Catalan poet and translator

Montserrat Abelló i Soler (1 February 1918 – 9 September 2014) was a Catalan poet and translator. During the Spanish Civil War, she lived in exile in France, England and Chile.

==Translations==

===English to Catalan===
A graduate in English philology, Abelló i Soler has produced a number of notable translations into Catalan of English writers and poets including:
- Sylvia Plath
- Dylan Thomas
- E.M. Forster
- Iris Murdoch
- Mohsen Emadi

===Catalan to English===
Abelló i Soler has also produced translations from Catalan to English of writers including:
- Salvador Espriu
- Mercè Rodoreda
- Maria Àngels Anglada
- Maria Mercè Marçal
- Olga Xirinacs Díaz

== Written works==
Abelló i Soler has also written a number of books of poetry:
- Vida diària ("Daily life") (1963)
- Vida diària: Paraules no dites ("Daily Life: Words not said") (1981)
- El blat del temps ("The Wheat of Time") (1986)
- Foc a les mans ("Fire in Hand") (1990)
- L’arrel de l’aigua ("The Root of Water") (1995)
- Son màscares que m’emprovo ("Masks of Sleep that I Try") (1995)
- Dins l’esfera del temps ("In the Sphere of Time") (1998) which won the Gold Critica Serra prize in 1999.
- Asseguda escrivint ("Seated Writing") (2004)
- Memoria de tu i de mi ("Memories of You and Me") (2006)
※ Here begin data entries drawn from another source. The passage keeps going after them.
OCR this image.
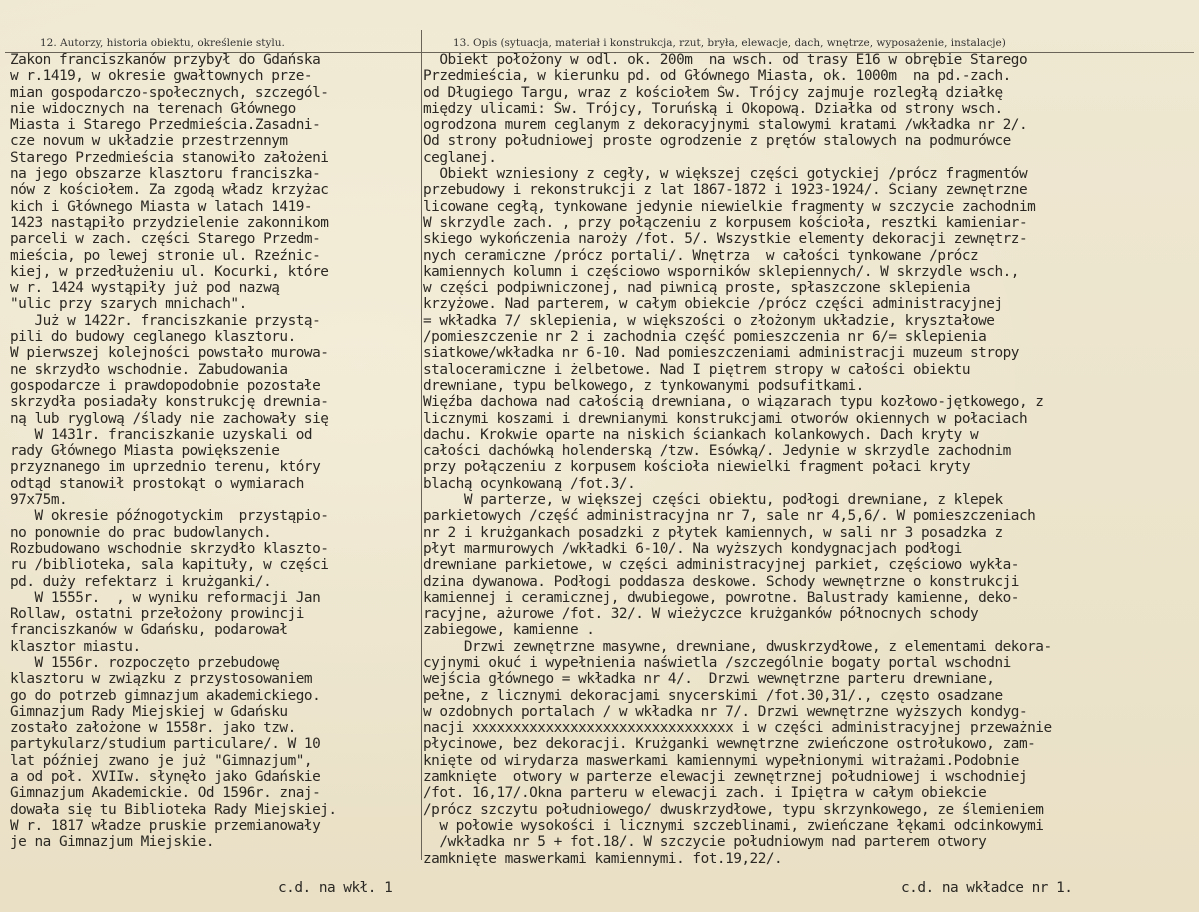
12. Autorzy, historia obiektu, określenie stylu.	13. Opis (sytuacja, materiał i konstrukcja, rzut, bryła, elewacje, dach, wnętrze, wyposażenie, instalacje)
Zakon franciszkanów przybył do Gdańska
w r.1419, w okresie gwałtownych prze-
mian gospodarczo-społecznych, szczegól-
nie widocznych na terenach Głównego
Miasta i Starego Przedmieścia.Zasadni-
cze novum w układzie przestrzennym
Starego Przedmieścia stanowiło założeni
na jego obszarze klasztoru franciszka-
nów z kościołem. Za zgodą władz krzyżac
kich i Głównego Miasta w latach 1419-
1423 nastąpiło przydzielenie zakonnikom
parceli w zach. części Starego Przedm-
mieścia, po lewej stronie ul. Rzeźnic-
kiej, w przedłużeniu ul. Kocurki, które
w r. 1424 wystąpiły już pod nazwą
"ulic przy szarych mnichach".
Już w 1422r. franciszkanie przystą-
pili do budowy ceglanego klasztoru.
W pierwszej kolejności powstało murowa-
ne skrzydło wschodnie. Zabudowania
gospodarcze i prawdopodobnie pozostałe
skrzydła posiadały konstrukcję drewnia-
ną lub ryglową /ślady nie zachowały się
W 1431r. franciszkanie uzyskali od
rady Głównego Miasta powiększenie
przyznanego im uprzednio terenu, który
odtąd stanowił prostokąt o wymiarach
97x75m.
W okresie późnogotyckim  przystąpio-
no ponownie do prac budowlanych.
Rozbudowano wschodnie skrzydło klaszto-
ru /biblioteka, sala kapituły, w części
pd. duży refektarz i krużganki/.
W 1555r.  , w wyniku reformacji Jan
Rollaw, ostatni przełożony prowincji
franciszkanów w Gdańsku, podarował
klasztor miastu.
W 1556r. rozpoczęto przebudowę
klasztoru w związku z przystosowaniem
go do potrzeb gimnazjum akademickiego.
Gimnazjum Rady Miejskiej w Gdańsku
zostało założone w 1558r. jako tzw.
partykularz/studium particulare/. W 10
lat później zwano je już "Gimnazjum",
a od poł. XVIIw. słynęło jako Gdańskie
Gimnazjum Akademickie. Od 1596r. znaj-
dowała się tu Biblioteka Rady Miejskiej.
W r. 1817 władze pruskie przemianowały
je na Gimnazjum Miejskie.
Obiekt położony w odl. ok. 200m  na wsch. od trasy E16 w obrębie Starego
Przedmieścia, w kierunku pd. od Głównego Miasta, ok. 1000m  na pd.-zach.
od Długiego Targu, wraz z kościołem Św. Trójcy zajmuje rozległą działkę
między ulicami: Św. Trójcy, Toruńską i Okopową. Działka od strony wsch.
ogrodzona murem ceglanym z dekoracyjnymi stalowymi kratami /wkładka nr 2/.
Od strony południowej proste ogrodzenie z prętów stalowych na podmurówce
ceglanej.
Obiekt wzniesiony z cegły, w większej części gotyckiej /prócz fragmentów
przebudowy i rekonstrukcji z lat 1867-1872 i 1923-1924/. Ściany zewnętrzne
licowane cegłą, tynkowane jedynie niewielkie fragmenty w szczycie zachodnim
W skrzydle zach. , przy połączeniu z korpusem kościoła, resztki kamieniar-
skiego wykończenia naroży /fot. 5/. Wszystkie elementy dekoracji zewnętrz-
nych ceramiczne /prócz portali/. Wnętrza  w całości tynkowane /prócz
kamiennych kolumn i częściowo wsporników sklepiennych/. W skrzydle wsch.,
w części podpiwniczonej, nad piwnicą proste, spłaszczone sklepienia
krzyżowe. Nad parterem, w całym obiekcie /prócz części administracyjnej
= wkładka 7/ sklepienia, w większości o złożonym układzie, kryształowe
/pomieszczenie nr 2 i zachodnia część pomieszczenia nr 6/= sklepienia
siatkowe/wkładka nr 6-10. Nad pomieszczeniami administracji muzeum stropy
staloceramiczne i żelbetowe. Nad I piętrem stropy w całości obiektu
drewniane, typu belkowego, z tynkowanymi podsufitkami.
Więźba dachowa nad całością drewniana, o wiązarach typu kozłowo-jętkowego, z
licznymi koszami i drewnianymi konstrukcjami otworów okiennych w połaciach
dachu. Krokwie oparte na niskich ściankach kolankowych. Dach kryty w
całości dachówką holenderską /tzw. Esówką/. Jedynie w skrzydle zachodnim
przy połączeniu z korpusem kościoła niewielki fragment połaci kryty
blachą ocynkowaną /fot.3/.
W parterze, w większej części obiektu, podłogi drewniane, z klepek
parkietowych /część administracyjna nr 7, sale nr 4,5,6/. W pomieszczeniach
nr 2 i krużgankach posadzki z płytek kamiennych, w sali nr 3 posadzka z
płyt marmurowych /wkładki 6-10/. Na wyższych kondygnacjach podłogi
drewniane parkietowe, w części administracyjnej parkiet, częściowo wykła-
dzina dywanowa. Podłogi poddasza deskowe. Schody wewnętrzne o konstrukcji
kamiennej i ceramicznej, dwubiegowe, powrotne. Balustrady kamienne, deko-
racyjne, ażurowe /fot. 32/. W wieżyczce krużganków północnych schody
zabiegowe, kamienne .
Drzwi zewnętrzne masywne, drewniane, dwuskrzydłowe, z elementami dekora-
cyjnymi okuć i wypełnienia naświetla /szczególnie bogaty portal wschodni
wejścia głównego = wkładka nr 4/.  Drzwi wewnętrzne parteru drewniane,
pełne, z licznymi dekoracjami snycerskimi /fot.30,31/., często osadzane
w ozdobnych portalach / w wkładka nr 7/. Drzwi wewnętrzne wyższych kondyg-
nacji xxxxxxxxxxxxxxxxxxxxxxxxxxxxxxxx i w części administracyjnej przeważnie
płycinowe, bez dekoracji. Krużganki wewnętrzne zwieńczone ostrołukowo, zam-
knięte od wirydarza maswerkami kamiennymi wypełnionymi witrażami.Podobnie
zamknięte  otwory w parterze elewacji zewnętrznej południowej i wschodniej
/fot. 16,17/.Okna parteru w elewacji zach. i Ipiętra w całym obiekcie
/prócz szczytu południowego/ dwuskrzydłowe, typu skrzynkowego, ze ślemieniem
w połowie wysokości i licznymi szczeblinami, zwieńczane łękami odcinkowymi
/wkładka nr 5 + fot.18/. W szczycie południowym nad parterem otwory
zamknięte maswerkami kamiennymi. fot.19,22/.
c.d. na wkł. 1	c.d. na wkładce nr 1.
In 2002, her poetry was compiled in Al cor de les paraules: obra poètica 1963-2002 ("In the Heart of Words: Poetic Works 1963-2002"), which in 2003 won several Catalan literary prizes.

She has also contributed to anthologies of writing and poetry:

- Cares a la finestra: 20 dones poetes de parla anglesa del segle XX ("Faces in the Window: 20 English Women Poets of the 20th century") (1993)
- Cartografies del desig: Quinze escriptores i el seu món ("Cartography of Desire: Fifteen writers and their world") (1998)
- Memoria de l’aigua: Onze escriptores i el seu món ("Memories of Water: Eleven writers and their world") (1999)
- Paisatge emergent ("Emergent Landscape") (1999).

==Awards==
- "Creu de Sant Jordi" (the Cross of Saint George) for her work as a translator (1998).
- "Premi d'Honor de les Lletres Catalanes" (Catalan Letters Lifetime Achievement Award) (2008).